Pancasila pada hakikatnya juga watak serja jatidiri Nusantara yang berasaskan gotong royong, semangat kebersamaan dan sistem sosial kehidupan masyarakat Nusantara dimana pun berada. Gotong royong yang terjadi dan menjadi budaya dalam masyarakat bukan hanya sebuah kegiatan yang dilakukan secara bersama. Banyak unsur yang terdapat dalam gotong, selain kebersaam, ada kebersatuan sepenanggungan dan ada juga untur ketuhanan dan spritualitas. Ini merupakan spirit untuk menjalani kehidupan, menyelesaikan masalah, dan mensyukuri segala kebaikan dan kemulyaan secara bersama. Sebagai jati diri bersama, Pancasila adalah cerminan satu untuk semua dan semua untuk satu.
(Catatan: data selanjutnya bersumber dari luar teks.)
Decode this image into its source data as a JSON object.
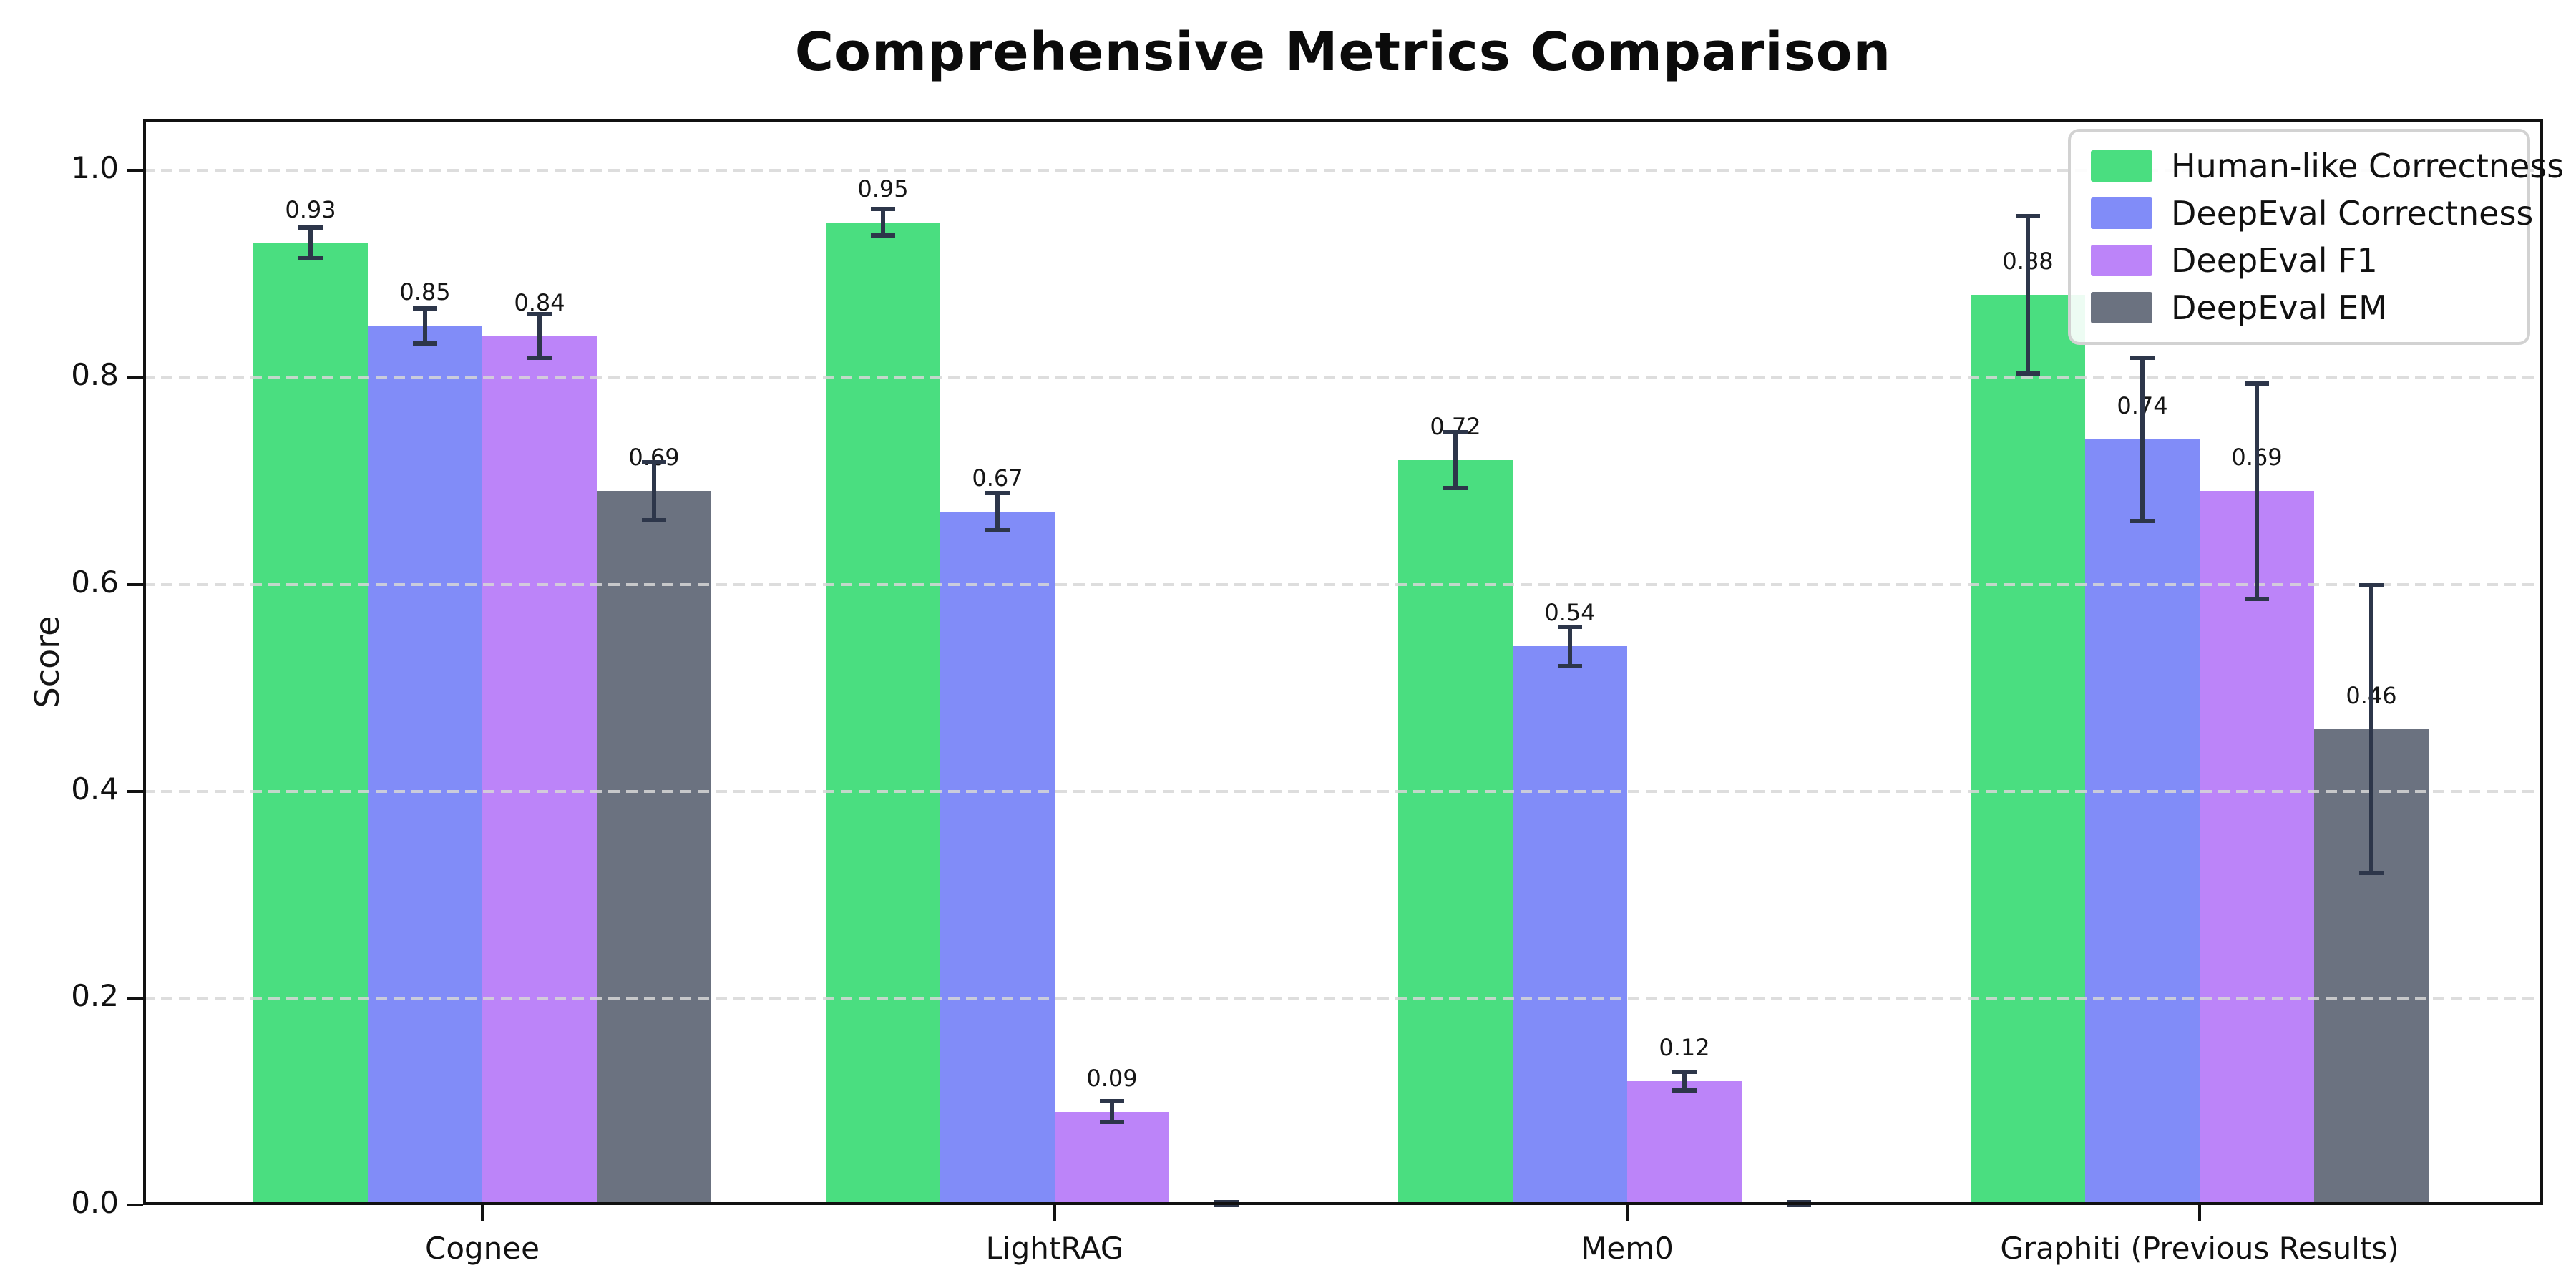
{
  "page": {
    "background": "#ffffff"
  },
  "chart_data": {
    "type": "bar",
    "title": "Comprehensive Metrics Comparison",
    "xlabel": "",
    "ylabel": "Score",
    "categories": [
      "Cognee",
      "LightRAG",
      "Mem0",
      "Graphiti (Previous Results)"
    ],
    "series": [
      {
        "name": "Human-like Correctness",
        "color": "#4ade80",
        "values": [
          0.93,
          0.95,
          0.72,
          0.88
        ],
        "errors": [
          0.015,
          0.013,
          0.027,
          0.076
        ],
        "labels": [
          "0.93",
          "0.95",
          "0.72",
          "0.88"
        ]
      },
      {
        "name": "DeepEval Correctness",
        "color": "#818cf8",
        "values": [
          0.85,
          0.67,
          0.54,
          0.74
        ],
        "errors": [
          0.017,
          0.018,
          0.019,
          0.079
        ],
        "labels": [
          "0.85",
          "0.67",
          "0.54",
          "0.74"
        ]
      },
      {
        "name": "DeepEval F1",
        "color": "#bc84f9",
        "values": [
          0.84,
          0.09,
          0.12,
          0.69
        ],
        "errors": [
          0.021,
          0.01,
          0.009,
          0.104
        ],
        "labels": [
          "0.84",
          "0.09",
          "0.12",
          "0.69"
        ]
      },
      {
        "name": "DeepEval EM",
        "color": "#6b7280",
        "values": [
          0.69,
          0.0,
          0.0,
          0.46
        ],
        "errors": [
          0.028,
          0.003,
          0.003,
          0.139
        ],
        "labels": [
          "0.69",
          "",
          "",
          "0.46"
        ]
      }
    ],
    "yticks": [
      "0.0",
      "0.2",
      "0.4",
      "0.6",
      "0.8",
      "1.0"
    ],
    "ylim": [
      0,
      1.05
    ],
    "grid": "horizontal dashed, drawn above bars",
    "legend_position": "upper right",
    "error_bar_color": "#2d364a",
    "grid_color": "#d7d7d7",
    "spine_color": "#111111",
    "text_color": "#111111"
  }
}
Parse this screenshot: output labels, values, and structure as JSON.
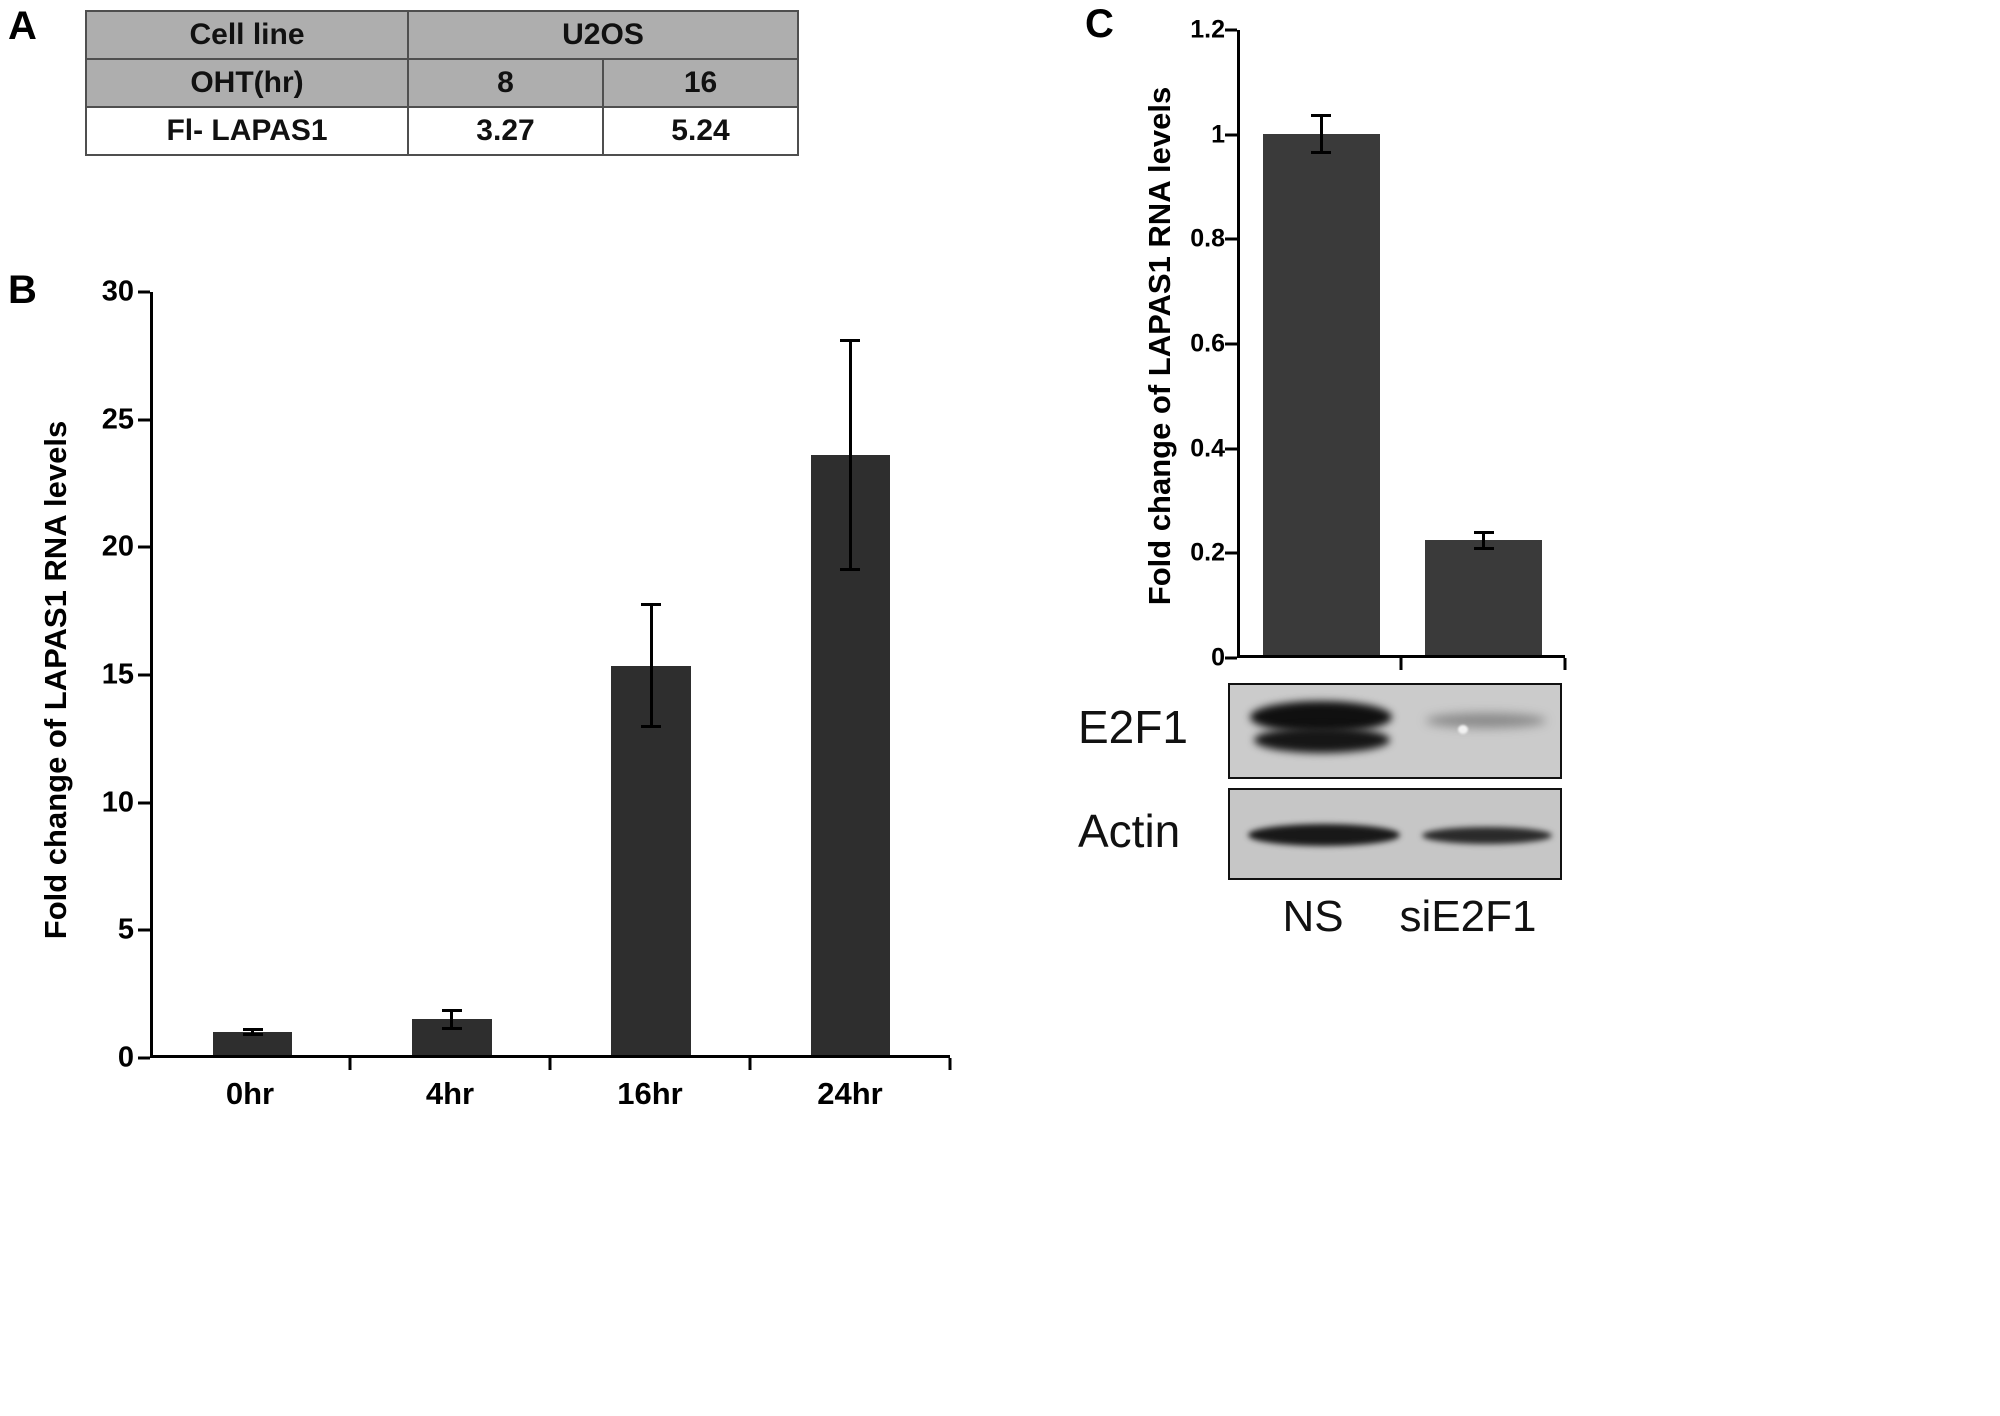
{
  "panels": {
    "a": {
      "label": "A",
      "table": {
        "row1": [
          "Cell line",
          "U2OS"
        ],
        "row2": [
          "OHT(hr)",
          "8",
          "16"
        ],
        "row3": [
          "Fl- LAPAS1",
          "3.27",
          "5.24"
        ]
      }
    },
    "b": {
      "label": "B"
    },
    "c": {
      "label": "C",
      "blots": [
        {
          "label": "E2F1",
          "bands": [
            "strong",
            "faint"
          ]
        },
        {
          "label": "Actin",
          "bands": [
            "present",
            "present"
          ]
        }
      ],
      "lane_labels": [
        "NS",
        "siE2F1"
      ]
    }
  },
  "colors": {
    "bar": "#2e2e2e",
    "table_header_bg": "#aeaeae"
  },
  "chart_data": [
    {
      "id": "chart-b",
      "type": "bar",
      "title": "",
      "categories": [
        "0hr",
        "4hr",
        "16hr",
        "24hr"
      ],
      "values": [
        0.9,
        1.4,
        15.3,
        23.6
      ],
      "errors": [
        0.1,
        0.35,
        2.4,
        4.5
      ],
      "xlabel": "",
      "ylabel": "Fold change of LAPAS1 RNA levels",
      "ylim": [
        0,
        30
      ],
      "yticks": [
        0,
        5,
        10,
        15,
        20,
        25,
        30
      ],
      "grid": false,
      "legend": "none",
      "bar_color": "#2e2e2e",
      "bar_width_pct": 10,
      "show_x_labels": true
    },
    {
      "id": "chart-c",
      "type": "bar",
      "title": "",
      "categories": [
        "NS",
        "siE2F1"
      ],
      "values": [
        1.0,
        0.22
      ],
      "errors": [
        0.035,
        0.015
      ],
      "xlabel": "",
      "ylabel": "Fold change of LAPAS1 RNA levels",
      "ylim": [
        0,
        1.2
      ],
      "yticks": [
        0,
        0.2,
        0.4,
        0.6,
        0.8,
        1,
        1.2
      ],
      "grid": false,
      "legend": "none",
      "bar_color": "#3a3a3a",
      "bar_width_pct": 36,
      "show_x_labels": false
    }
  ]
}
Pancasila bukan hanya alat pemersatu bangsa, namun juga bercita-cita mempersatukan bangsa-bangsa di dunia. Sebagaimana Indonesia dikenal sebagai pengggas terbentuknya the new emergencing forces (nefos) sebagai lawan dari the old emergencing forces (oldefos). Cita-cita Pancasila dalam berperan aktif membentuk perdamaian dunia turut menginspirasi lahirnya Dasasila Bandung yang menjadi prinsip-prinsip dasar yang disepakati dalam Konferensi Tingkat Tinggi Asia-Afrika tahun 1955. Dasasila Bandung inilah yang menjadi dasar dari Gerakan Non-Blok.

Tahun 1967 Bung Karno turun dari tumpuk kepemimpinan nasional. Perjalanan sejarah berikutnya terjadi tindakan untuk menghapus kaitan Bung Karno dengan Pancasila. Usaha tersebut dapat dilihat dari ditetapkannya 18 Agustus sebagai hari lahirnya Pancasila. Peringatan lahirnya Pancasila 1 Juni secara resmi dilarang dan Pancasila disebut sebagai rumusan Muhammad Yamin, Supomo dan Sukarno.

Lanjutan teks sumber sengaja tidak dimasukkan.